Does anyone know where to buy Max Payne (PC version).

Been to Malls and to Satwa to look for this game.

hope someone knows where to buy the same... 


Thanks.


----------



## Jynxgirl (Nov 27, 2009)

No, but if you come across Leisure suit Larry, please let me know. Been looking for it everywhere and for some odd reason, cant seem to find it.


----------



## Hassli (Feb 7, 2011)

Jynxgirl said:


> No, but if you come across Leisure suit Larry, please let me know. Been looking for it everywhere and for some odd reason, cant seem to find it.


Hi Jynxgirl... Last time I saw it is in Satwa .. The game store near the petrol station and the game store near the al diyafa round about.. If we go there next time, I will take note of the exact game store Name and inform you.


----------



## Hassli (Feb 7, 2011)

Anyone ?


----------



## Mafizzle (Jan 19, 2012)

I thought I saw it is available on Steam?

Welcome to Steam for digital delivery.


----------



## Engineer (Jan 13, 2012)

Game shop in Dubai mall by the moveis I saw it there last week but sorry I can not remember the name of the shop


----------



## Hassli (Feb 7, 2011)

Mafizzle said:


> I thought I saw it is available on Steam?
> 
> Welcome to Steam for digital delivery.


Thanks, we did try and it is said it is not available for UAE (my husband told me the game is ban)

Thanks for reply will try Dubai Mall... There are max payne games in Xbox and PS 3 which we saw last time we search. Now, there is a news that the game was pull out from each store... 

We will try our luck in Dubai mall then


----------



## jotun49 (Jun 6, 2012)

*max payne 3*



Hassli said:


> Hello there
> 
> Does anyone know where to buy Max Payne (PC version).
> 
> ...


6th of June today, and i still have no luck. Did you manage get the pc version from anywhere yet? Tried accessing steam using vpn the pay page loops you back to main page.


----------



## jotun49 (Jun 6, 2012)

*larry*



Jynxgirl said:


> No, but if you come across Leisure suit Larry, please let me know. Been looking for it everywhere and for some odd reason, cant seem to find it.

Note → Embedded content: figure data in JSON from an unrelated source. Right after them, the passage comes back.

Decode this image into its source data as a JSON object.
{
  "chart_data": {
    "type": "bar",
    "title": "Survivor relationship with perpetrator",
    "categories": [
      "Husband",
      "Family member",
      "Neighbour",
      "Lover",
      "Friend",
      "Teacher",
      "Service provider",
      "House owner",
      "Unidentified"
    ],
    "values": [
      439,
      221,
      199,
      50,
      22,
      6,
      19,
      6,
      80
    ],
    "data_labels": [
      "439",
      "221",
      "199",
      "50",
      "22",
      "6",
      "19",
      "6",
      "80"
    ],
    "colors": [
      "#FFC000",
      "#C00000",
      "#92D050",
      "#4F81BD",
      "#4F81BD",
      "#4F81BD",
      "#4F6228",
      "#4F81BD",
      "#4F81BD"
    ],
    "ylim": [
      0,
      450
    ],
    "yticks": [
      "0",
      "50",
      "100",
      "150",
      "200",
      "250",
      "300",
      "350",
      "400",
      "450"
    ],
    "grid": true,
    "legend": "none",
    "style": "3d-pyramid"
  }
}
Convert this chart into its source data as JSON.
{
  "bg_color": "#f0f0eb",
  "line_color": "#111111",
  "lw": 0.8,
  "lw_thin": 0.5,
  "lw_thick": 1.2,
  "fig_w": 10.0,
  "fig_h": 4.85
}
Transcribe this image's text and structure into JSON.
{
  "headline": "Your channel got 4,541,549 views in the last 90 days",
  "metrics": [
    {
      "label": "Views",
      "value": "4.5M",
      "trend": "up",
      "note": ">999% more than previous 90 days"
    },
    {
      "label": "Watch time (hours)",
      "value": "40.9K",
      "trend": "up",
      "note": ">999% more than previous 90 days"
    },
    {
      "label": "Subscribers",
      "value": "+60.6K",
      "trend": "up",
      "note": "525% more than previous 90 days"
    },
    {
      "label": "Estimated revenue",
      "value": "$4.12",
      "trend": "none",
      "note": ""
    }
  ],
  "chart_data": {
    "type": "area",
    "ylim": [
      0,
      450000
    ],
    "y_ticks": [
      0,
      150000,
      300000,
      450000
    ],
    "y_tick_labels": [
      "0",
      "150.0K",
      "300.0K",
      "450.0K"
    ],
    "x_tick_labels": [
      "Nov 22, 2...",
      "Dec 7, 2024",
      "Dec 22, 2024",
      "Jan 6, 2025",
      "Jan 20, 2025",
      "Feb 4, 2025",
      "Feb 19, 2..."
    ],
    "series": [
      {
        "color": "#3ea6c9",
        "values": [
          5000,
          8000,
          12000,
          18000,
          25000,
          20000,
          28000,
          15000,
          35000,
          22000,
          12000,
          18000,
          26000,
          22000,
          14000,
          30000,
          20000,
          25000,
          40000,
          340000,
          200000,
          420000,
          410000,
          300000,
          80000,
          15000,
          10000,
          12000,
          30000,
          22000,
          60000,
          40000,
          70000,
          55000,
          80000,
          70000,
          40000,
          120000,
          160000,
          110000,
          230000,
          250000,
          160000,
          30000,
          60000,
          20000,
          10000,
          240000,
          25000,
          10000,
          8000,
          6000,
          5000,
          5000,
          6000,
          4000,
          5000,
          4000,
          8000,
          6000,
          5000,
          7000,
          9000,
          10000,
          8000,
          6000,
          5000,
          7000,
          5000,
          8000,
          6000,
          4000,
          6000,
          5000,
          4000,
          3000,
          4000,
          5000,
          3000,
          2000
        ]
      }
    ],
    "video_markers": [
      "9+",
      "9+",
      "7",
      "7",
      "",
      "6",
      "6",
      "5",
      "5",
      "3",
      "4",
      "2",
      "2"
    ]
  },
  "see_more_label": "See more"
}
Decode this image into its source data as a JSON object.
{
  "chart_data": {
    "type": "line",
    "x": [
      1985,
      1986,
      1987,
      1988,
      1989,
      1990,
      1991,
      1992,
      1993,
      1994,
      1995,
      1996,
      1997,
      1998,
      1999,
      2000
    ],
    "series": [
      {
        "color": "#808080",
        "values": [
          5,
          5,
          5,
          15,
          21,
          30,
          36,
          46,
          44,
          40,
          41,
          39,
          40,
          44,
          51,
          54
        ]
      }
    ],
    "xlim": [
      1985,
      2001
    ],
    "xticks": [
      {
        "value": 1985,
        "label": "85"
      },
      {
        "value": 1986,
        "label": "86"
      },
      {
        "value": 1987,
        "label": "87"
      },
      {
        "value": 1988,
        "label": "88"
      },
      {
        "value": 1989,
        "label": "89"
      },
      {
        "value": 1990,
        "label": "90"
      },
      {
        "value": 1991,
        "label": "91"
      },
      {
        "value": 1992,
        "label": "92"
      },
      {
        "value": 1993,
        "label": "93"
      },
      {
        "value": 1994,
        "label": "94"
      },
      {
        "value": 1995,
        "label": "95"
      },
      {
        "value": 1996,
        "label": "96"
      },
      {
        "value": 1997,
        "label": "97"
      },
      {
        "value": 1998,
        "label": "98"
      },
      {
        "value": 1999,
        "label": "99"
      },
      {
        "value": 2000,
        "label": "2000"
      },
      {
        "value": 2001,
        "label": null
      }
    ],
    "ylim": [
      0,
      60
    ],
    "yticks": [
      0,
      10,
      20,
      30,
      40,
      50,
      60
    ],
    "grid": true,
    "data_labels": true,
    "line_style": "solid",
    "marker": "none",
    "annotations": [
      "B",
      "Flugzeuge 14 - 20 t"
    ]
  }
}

you can get this game for ps3 xbox or pc version.
' fantastic games store' in bur dubai!
my favourite place for the games!


----------



## MightyBeagle (Jun 6, 2012)

Hello bro, im also from PH and I have 2 extra copies of Max Payne 3 with Prepurchase bonuses such as MP1,MP2,L.A. Noire and 3 ingame dlc items. If you are interested in buying it. 

Add me on steam

*STEAM : MightyBeagle*

P.S. if you are doubting if this game is playable in your country, it is. Just add me on steam if you have any other questions


----------



## Hassli (Feb 7, 2011)

MightyBeagle said:


> Hello bro, im also from PH and I have 2 extra copies of Max Payne 3 with Prepurchase bonuses such as MP1,MP2,L.A. Noire and 3 ingame dlc items. If you are interested in buying it.
> 
> Add me on steam
> 
> ...


Thanks. We already have it


----------



## zin (Oct 28, 2010)

Geekay and Carrefour are your best bets in various malls. Was looking for a couple of games and couldn't find them in Virgin Megastore, Sharaf, e-Max etc..


----------